Tech interests will debate the ripple-effect consumer harms that may result from the Trump administration’s newest proposals to impose 10 percent Section 301 tariffs on $200 billion worth of Chinese imports. But the list of goods targeted for the 10 percent duties, released July 10 in an Office of the U.S. Trade Representative notice, doesn't include meaningful end-user consumer tech products like TVs.
The new tariffs proposed for a broad list of goods from China add to the existing concerns about the Trump administration's trade policy, said the chairmen of the House Ways and Means and Senate Finance committees. Ways and Means Chairman Kevin Brady, R-Texas, asked for an in-person meeting between the U.S. and Chinese presidents. "Despite the serious economic consequences of ever-increasing tariffs, today there are no serious trade discussions occurring between the U.S. and China, no plans for trade negotiations anytime soon, and seemingly little action toward a solution," Brady said in a July 10 statement.

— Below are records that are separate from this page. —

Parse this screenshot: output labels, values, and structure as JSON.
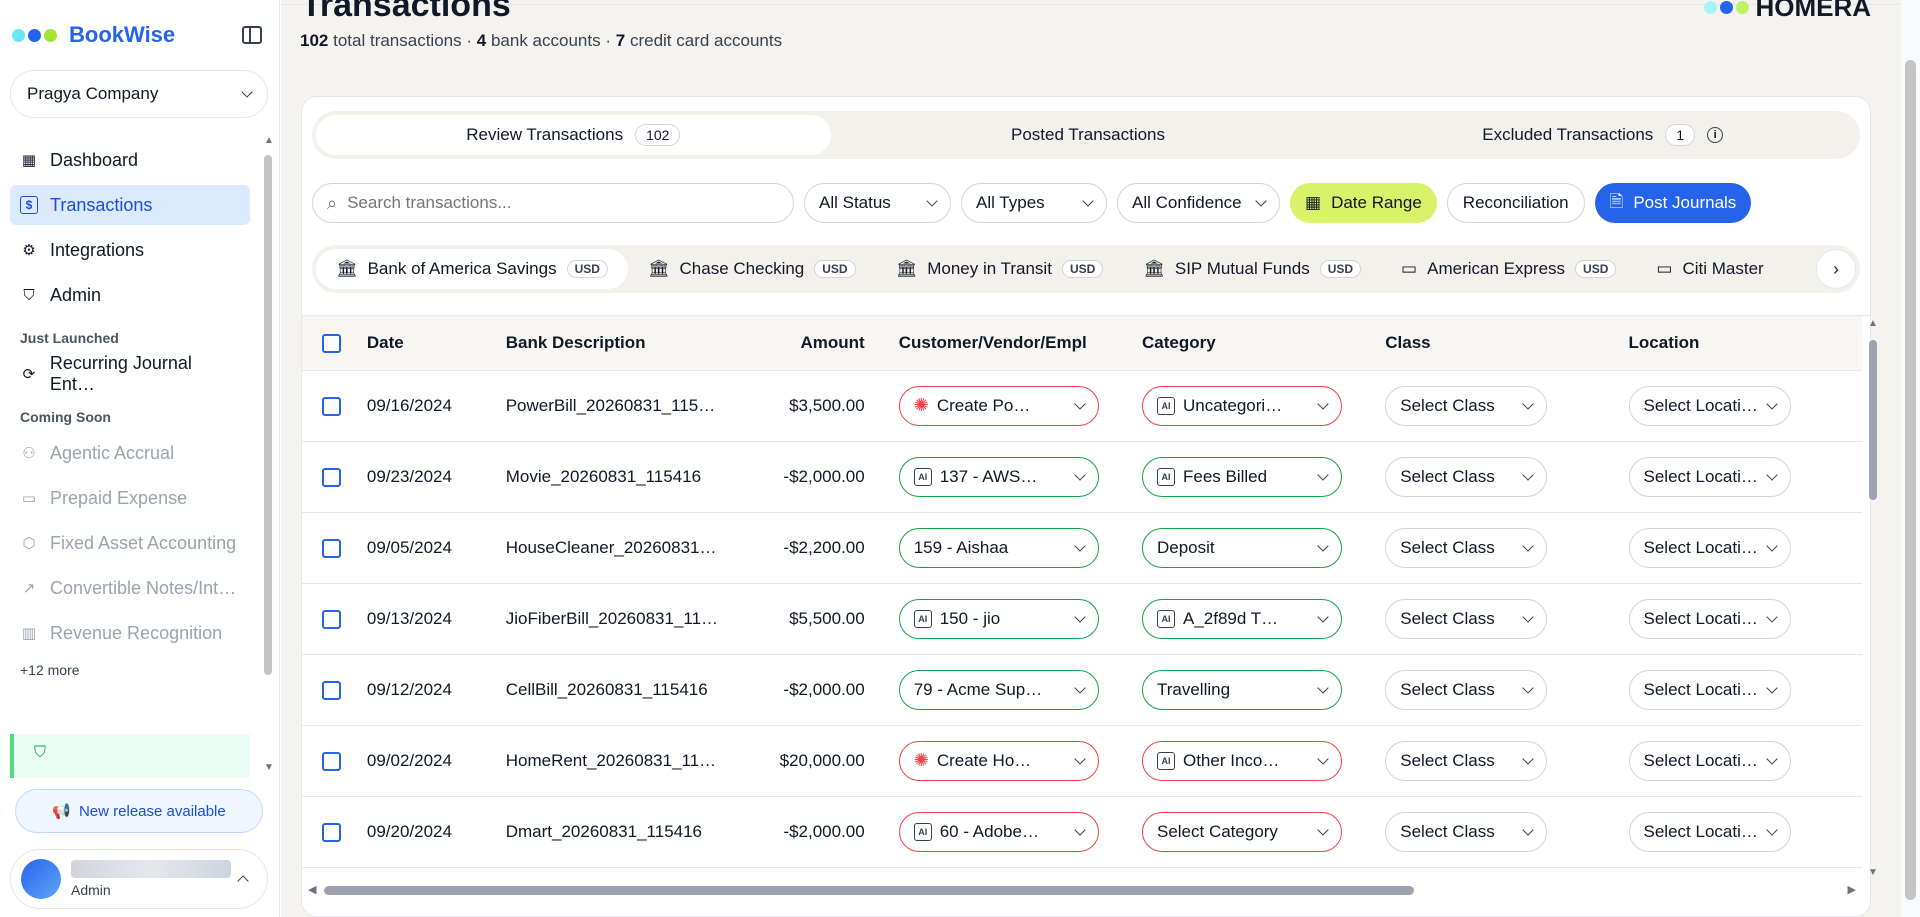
{
  "app": {
    "brand": "BookWise",
    "brand_dot_colors": [
      "#67e8f9",
      "#2563eb",
      "#a3e635"
    ],
    "company": "Pragya Company"
  },
  "sidebar": {
    "nav": [
      {
        "label": "Dashboard",
        "icon": "grid-icon"
      },
      {
        "label": "Transactions",
        "icon": "dollar-icon",
        "active": true
      },
      {
        "label": "Integrations",
        "icon": "gear-icon"
      },
      {
        "label": "Admin",
        "icon": "shield-icon"
      }
    ],
    "just_launched_heading": "Just Launched",
    "just_launched": [
      {
        "label": "Recurring Journal Ent…",
        "icon": "refresh-icon"
      }
    ],
    "coming_soon_heading": "Coming Soon",
    "coming_soon": [
      {
        "label": "Agentic Accrual",
        "icon": "robot-icon"
      },
      {
        "label": "Prepaid Expense",
        "icon": "wallet-icon"
      },
      {
        "label": "Fixed Asset Accounting",
        "icon": "cube-icon"
      },
      {
        "label": "Convertible Notes/Int…",
        "icon": "trend-icon"
      },
      {
        "label": "Revenue Recognition",
        "icon": "bar-chart-icon"
      }
    ],
    "more_link": "+12 more",
    "release_banner": "New release available",
    "user_role": "Admin"
  },
  "header": {
    "title": "Transactions",
    "summary": {
      "total_transactions": "102",
      "total_label": "total transactions",
      "bank_accounts": "4",
      "bank_label": "bank accounts",
      "credit_accounts": "7",
      "credit_label": "credit card accounts",
      "separator": "·"
    },
    "corner_logo_text": "HOMERA"
  },
  "tabs": [
    {
      "label": "Review Transactions",
      "count": "102",
      "active": true
    },
    {
      "label": "Posted Transactions"
    },
    {
      "label": "Excluded Transactions",
      "count": "1"
    }
  ],
  "filters": {
    "search_placeholder": "Search transactions...",
    "status": "All Status",
    "types": "All Types",
    "confidence": "All Confidence",
    "date_range": "Date Range",
    "reconciliation": "Reconciliation",
    "post_journals": "Post Journals"
  },
  "accounts": [
    {
      "name": "Bank of America Savings",
      "currency": "USD",
      "icon": "bank-icon",
      "active": true
    },
    {
      "name": "Chase Checking",
      "currency": "USD",
      "icon": "bank-icon"
    },
    {
      "name": "Money in Transit",
      "currency": "USD",
      "icon": "bank-icon"
    },
    {
      "name": "SIP Mutual Funds",
      "currency": "USD",
      "icon": "bank-icon"
    },
    {
      "name": "American Express",
      "currency": "USD",
      "icon": "card-icon"
    },
    {
      "name": "Citi Master",
      "currency": "",
      "icon": "card-icon"
    }
  ],
  "table": {
    "columns": [
      "Date",
      "Bank Description",
      "Amount",
      "Customer/Vendor/Empl",
      "Category",
      "Class",
      "Location"
    ],
    "rows": [
      {
        "date": "09/16/2024",
        "description": "PowerBill_20260831_115…",
        "amount": "$3,500.00",
        "customer": {
          "text": "Create Po…",
          "status": "red",
          "icon": "sparkle-icon"
        },
        "category": {
          "text": "Uncategori…",
          "status": "red",
          "icon": "ai-icon"
        },
        "class": "Select Class",
        "location": "Select Location"
      },
      {
        "date": "09/23/2024",
        "description": "Movie_20260831_115416",
        "amount": "-$2,000.00",
        "customer": {
          "text": "137 - AWS…",
          "status": "green",
          "icon": "ai-icon"
        },
        "category": {
          "text": "Fees Billed",
          "status": "green",
          "icon": "ai-icon"
        },
        "class": "Select Class",
        "location": "Select Location"
      },
      {
        "date": "09/05/2024",
        "description": "HouseCleaner_20260831…",
        "amount": "-$2,200.00",
        "customer": {
          "text": "159 - Aishaa",
          "status": "green",
          "icon": ""
        },
        "category": {
          "text": "Deposit",
          "status": "green",
          "icon": ""
        },
        "class": "Select Class",
        "location": "Select Location"
      },
      {
        "date": "09/13/2024",
        "description": "JioFiberBill_20260831_11…",
        "amount": "$5,500.00",
        "customer": {
          "text": "150 - jio",
          "status": "green",
          "icon": "ai-icon"
        },
        "category": {
          "text": "A_2f89d T…",
          "status": "green",
          "icon": "ai-icon"
        },
        "class": "Select Class",
        "location": "Select Location"
      },
      {
        "date": "09/12/2024",
        "description": "CellBill_20260831_115416",
        "amount": "-$2,000.00",
        "customer": {
          "text": "79 - Acme Sup…",
          "status": "green",
          "icon": ""
        },
        "category": {
          "text": "Travelling",
          "status": "green",
          "icon": ""
        },
        "class": "Select Class",
        "location": "Select Location"
      },
      {
        "date": "09/02/2024",
        "description": "HomeRent_20260831_11…",
        "amount": "$20,000.00",
        "customer": {
          "text": "Create Ho…",
          "status": "red",
          "icon": "sparkle-icon"
        },
        "category": {
          "text": "Other Inco…",
          "status": "red",
          "icon": "ai-icon"
        },
        "class": "Select Class",
        "location": "Select Location"
      },
      {
        "date": "09/20/2024",
        "description": "Dmart_20260831_115416",
        "amount": "-$2,000.00",
        "customer": {
          "text": "60 - Adobe…",
          "status": "red",
          "icon": "ai-icon"
        },
        "category": {
          "text": "Select Category",
          "status": "red",
          "icon": ""
        },
        "class": "Select Class",
        "location": "Select Location"
      }
    ]
  },
  "colors": {
    "accent": "#2563eb",
    "date_range_bg": "#d9f26a",
    "status_red": "#ef4444",
    "status_green": "#16a34a"
  }
}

The U.S. Trade Representative is proposing an additional 10 percent tariff on 6,031 8-digit tariff lines -- about $200 billion worth of imports. Those who wish to testify for or against the inclusion of an item on the list must file by July 27, and written comments are due by August 17. Hearings will be held August 20-23. Senior government officials said a decision on tariffs will be made sometime after August 30.
International Trade Today is providing readers with some of the top stories for July 2-6 in case they were missed.
The Consumer Technology Association, the National Retail Federation and the Semiconductor Industry Association are among groups and companies requesting to appear at a July 24 Office of the U.S. Trade Representative hearing about the Section 301 tariffs on a second list of 284 lines of Chinese-sourced products proposed for the higher duties (see 1806210029). The Retail Industry Leaders Association and the National Association of Foreign-Trade Zones are also among the commenters in docket USTR-2018-0018. Written comments are due July 23, and post-hearing rebuttal comments, July 31.
At 12:01 a.m. July 6, the additional 25 percent tariffs against Chinese imports across 818 8-digit tariff lines went into effect. Within a minute, China hit back, imposing a 25 percent tariff on 545 tariff lines. The Chinese government said the U.S. has started "the largest trade war in economic history." China said "the duties are typical bullying behavior, which will have a serious impact on the global industrial and value chain and will hinder the pace of global economic recovery, [and] trigger global market turmoil," according to an unofficial translation.
The Office of the U.S. Trade Representative on July 6 announced procedures for requesting product exclusions from Section 301 tariffs on products from China, on the same day that the 25 percent tariffs took effect (see 1807060012). Exclusion requests will be due by Oct. 9, and if granted will apply retroactively starting from July 6. Exclusions will be made on a “product basis,” so “a particular exclusion will apply to all imports of the product, regardless of whether the importer filed a request,” USTR said.
CBP will begin to apply a 25 percent Section 301 duty on goods found on a list of 818 8-digit tariff subheadings with country of origin China that are entered on or after 12:01 a.m. Eastern time July 6, said Alex Amdur, CBP director-antidumping and countervailing duty policy and programs, on a call held July 5 to answer questions from the trade community. Based on country of origin, not country of export, the tariffs will be applied based on the date of entry, and goods with an entry date prior to July 6 will not be subject, including in cases in which the filers “elect” such an entry date.